CURSO DE CIÊNCIA POLÍTICA - Leitura 11ª - SOCIALISMO E SOCIAL-DEMOCRACIA

EDUARD BERNSTEIN (1850-1932), FORMULADOR DA DOUTRINA DA SOCIAL-DEMOCRACIA, CONTRAPOSTA AO MARXISMO

Este texto foi redigido a partir do Curso de Ciência Política, publicado em 2002 pelo Instituto de Humanidades [cf. Paim, Prota, Vélez, 2002], e consta dos seguintes itens: 1 – Edward Bernstein e a atividade parlamentar. 2 – Segundo Bernstein, não pode haver socialismo científico. 3 – Repúdio à ideia de “ditadura do proletariado”. 4 – Bernstein e a evolução do capitalismo. 5 – A questão do revisionismo. 6 – Nascimento da Social-Democracia alemã, no Congresso de Bad Godsberg (1959).

1 – Eduard Bernstein (1850-1932) e a atividade parlamentar.

A principal contribuição de Eduard Bernstein consistiu em ter criticado, de forma clara, a hipótese revolucionária dos bolcheviques. Para ele, os trabalhadores ganhariam melhores condições de vida pela via das reformas, através da prática do sindicalismo responsável, aliada à sua participação na atividade parlamentar.

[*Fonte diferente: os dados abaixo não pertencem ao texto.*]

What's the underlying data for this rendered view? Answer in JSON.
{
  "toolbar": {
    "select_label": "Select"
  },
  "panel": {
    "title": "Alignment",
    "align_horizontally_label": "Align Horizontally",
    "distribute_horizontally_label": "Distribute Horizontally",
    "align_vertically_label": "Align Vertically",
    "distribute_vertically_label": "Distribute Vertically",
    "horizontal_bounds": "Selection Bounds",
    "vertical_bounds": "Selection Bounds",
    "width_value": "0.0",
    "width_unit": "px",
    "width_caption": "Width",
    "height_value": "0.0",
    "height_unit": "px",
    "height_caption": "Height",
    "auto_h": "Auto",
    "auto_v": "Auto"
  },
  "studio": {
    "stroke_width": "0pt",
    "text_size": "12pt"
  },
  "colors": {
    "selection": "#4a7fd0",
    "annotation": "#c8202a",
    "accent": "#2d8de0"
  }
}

A par da atividade teórica, Bernstein foi deputado ao Parlamento Alemão, entre 1903 e 1928. Faleceu em 1932, aos 82 anos de idade. Para bem compreender o sentido da análise que o levou a condenar a pretensão marxista de associar o socialismo à chamada ditadura do proletariado, optando, francamente, pelo sistema democrático-representativo, passaremos em revista a linha de argumentação seguida por Bernstein na crítica ao marxismo.

As principais obras de Bernstein foram traduzidas ao espanhol, havendo, também, uma antologia em português, editada pela Zahar [Cf. Bernstein, 1997]. Seguiremos, aqui, a antologia preparada pelo conhecido estudioso espanhol do pensamento alemão, Joaquín Abellán (1947), catedrático de ciência política na Universidade Complutense de Madrid, na obra intitulada: Eduard Bernstein: Socialismo democrático [cf. Abellán, 1990].

2 – Segundo Bernstein, não pode haver socialismo científico.

No ensaio publicado em 1901 com o título de: É possível o socialismo científico? Bernstein afirma que não eram apenas Marx (1818-1883) e Engels (1820-1895) os que acreditavam ser possível um “socialismo científico”. Muitas outras correntes afirmavam isso, inclusive os denominados “socialistas utópicos”: Saint-Simon (1760-1825), Fourier (1768-1830) e Owen (1771-1858), principalmente. Tal fenômeno decorria do clima de cientificismo que se instalou entre os intelectuais europeus ao longo do século XIX. Era necessário, pois, baixar a bola. Não seria necessário postular um “socialismo científico” para fazer a crítica ao capitalismo.

A propósito, escrevia Bernstein, no ensaio citado: "Toda experiência histórica e, também, muitos fenômenos do tempo presente, testemunham que o modo capitalista de produção é tão passageiro como qualquer outro modo de produção anterior. Mas o que aqui devemos elucidar é se o seu final será uma catástrofe, se se deve esperar que esta ocorra num futuro próximo e se conduzirá, necessariamente, ao socialismo. As respostas dadas a esta pergunta - ou perguntas – de parte dos socialistas, diferem não pouco entre si. Outras hipóteses que não mais se aceitam: a idéia da pauperização crescente da classe trabalhadora; a do paralelismo entre o desenvolvimento da indústria e da agricultura; da fusão da classe capitalista; do desaparecimento das diferenças entre as ocupações. Toda uma lista de teses que passavam por estar cientificamente demonstradas, e todas elas resultaram ser falsas; bem, não exageremos, e digamos que se revelaram verdades parciais”.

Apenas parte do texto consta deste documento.